Bem-vindo a um arquivo sem-fim de livros, monografias, fonogramas, incunábulos, periódicos e muito, muito mais. Temos museus e recantos municipais, espaços que nos fazem recuar à época medieval e outros que ainda cheiram a fresco. Apresentamos algumas das melhores bibliotecas em Lisboa para pôr na sua lista de “próximos locais a visitar na cidade”. Resta-nos desejar boas leituras a todos os bibliófilos desta Grande Alface. Ah, se ainda está a pensar na palavra “incunábulo” aqui vai uma pequena ajuda: trata-se de um livro impresso nos primórdios da imprensa, com recurso a tipos móveis.
Investigadores, professores, estudantes e curiosos conhecem os meandros da Biblioteca Nacional de Portugal, que tem por missão preservar a cultura portuguesa. Mas os de acesso público, das salas de leitura às salas de exposições – uma pequena parte de um mundo recheado de livros, códices, papiros, pautas e até objectos muito pouco literários que aqui chegam à boleia de espólios doados. No edifício inaugurado em 1969 no Campo Grande, um projecto do arquitecto Porfírio Pardal Monteiro, há preciosidades à vista de todos, como os arranjos interiores da Sala de Leitura, assinados pelo designer Daciano da Costa, também responsável pelas instalações do anfiteatro. Mas há mais longe da vista – e desconfiamos que não chega uma vida para abrir todas as gavetas, percorrer todas as prateleiras ou abrir todos os cofres.

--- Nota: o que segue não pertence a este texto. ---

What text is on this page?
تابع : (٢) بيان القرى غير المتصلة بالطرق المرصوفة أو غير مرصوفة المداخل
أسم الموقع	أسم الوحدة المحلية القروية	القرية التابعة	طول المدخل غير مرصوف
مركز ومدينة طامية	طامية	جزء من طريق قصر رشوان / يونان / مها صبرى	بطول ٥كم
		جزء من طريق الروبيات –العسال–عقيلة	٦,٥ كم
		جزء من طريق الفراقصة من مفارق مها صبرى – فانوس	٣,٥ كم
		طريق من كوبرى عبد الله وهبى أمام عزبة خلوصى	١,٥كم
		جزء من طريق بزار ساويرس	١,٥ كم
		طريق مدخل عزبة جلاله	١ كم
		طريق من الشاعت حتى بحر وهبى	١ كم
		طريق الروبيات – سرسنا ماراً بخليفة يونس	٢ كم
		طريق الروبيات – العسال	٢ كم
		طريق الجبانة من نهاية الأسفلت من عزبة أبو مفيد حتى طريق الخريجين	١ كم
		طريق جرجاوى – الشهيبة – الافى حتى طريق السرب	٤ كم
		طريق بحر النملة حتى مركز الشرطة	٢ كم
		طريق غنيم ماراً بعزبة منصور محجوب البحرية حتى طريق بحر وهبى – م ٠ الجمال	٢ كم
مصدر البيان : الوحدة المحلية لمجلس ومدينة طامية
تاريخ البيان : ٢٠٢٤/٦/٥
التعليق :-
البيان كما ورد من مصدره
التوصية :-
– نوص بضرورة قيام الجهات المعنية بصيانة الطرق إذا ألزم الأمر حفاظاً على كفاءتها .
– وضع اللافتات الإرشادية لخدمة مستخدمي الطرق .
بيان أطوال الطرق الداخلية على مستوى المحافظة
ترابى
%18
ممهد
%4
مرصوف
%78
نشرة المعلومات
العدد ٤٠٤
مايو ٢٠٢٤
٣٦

Leu bem, cofres – a biblioteca administra o Depósito Legal, ou seja, os responsáveis pelas publicações são obrigados por lei a enviar cópias para este depósito que está sempre em expansão. E é uma máquina bem oleada. Principalmente após as obras de ampliação que ocorreram há cerca de dez anos na Torre de Depósitos, onde nove dos 11 pisos albergam as colecções do Fundo Geral e de Reservados. Em cada um deles, há um acesso a um pequeno elevador que transporta as requisições para a Sala de Leitura. Entrámos num elevador, mas para pessoas, que nos levou ao quarto piso, morada dos bastidores das Ciências Sociais e Belas-Artes.
Aqui testemunhamos várias tarefas de várias pessoas. Ora tratam dos pedidos da Sala de Leitura com a ajuda de um sistema de sinalização sonoro e visual, ora levam a cabo trabalhos manuais de acondicionamento das capas dos livros, com a ajuda de capas extensíveis, adaptadas a vários formatos. E é por tamanho que estão organizadas todas as publicações, por razões de economia de espaço. A acompanhar as folhas dos livros bem arrumados nas prateleiras, saltam marcadores coloridos que indicam se estão em mau estado, se são mais antigos e por aí fora. Algumas peças mais raras, que requerem cuidados especiais e estão microfilmadas ou digitalizadas, já não descem à Sala de Leitura, salvo raras excepções. Quando isso acontece, o livro é levado até aos chamados “Lugares Q” (na fila Q), mais próximos do balcão, para salvaguardar a integridade de preciosidades e obras em fase de conservação.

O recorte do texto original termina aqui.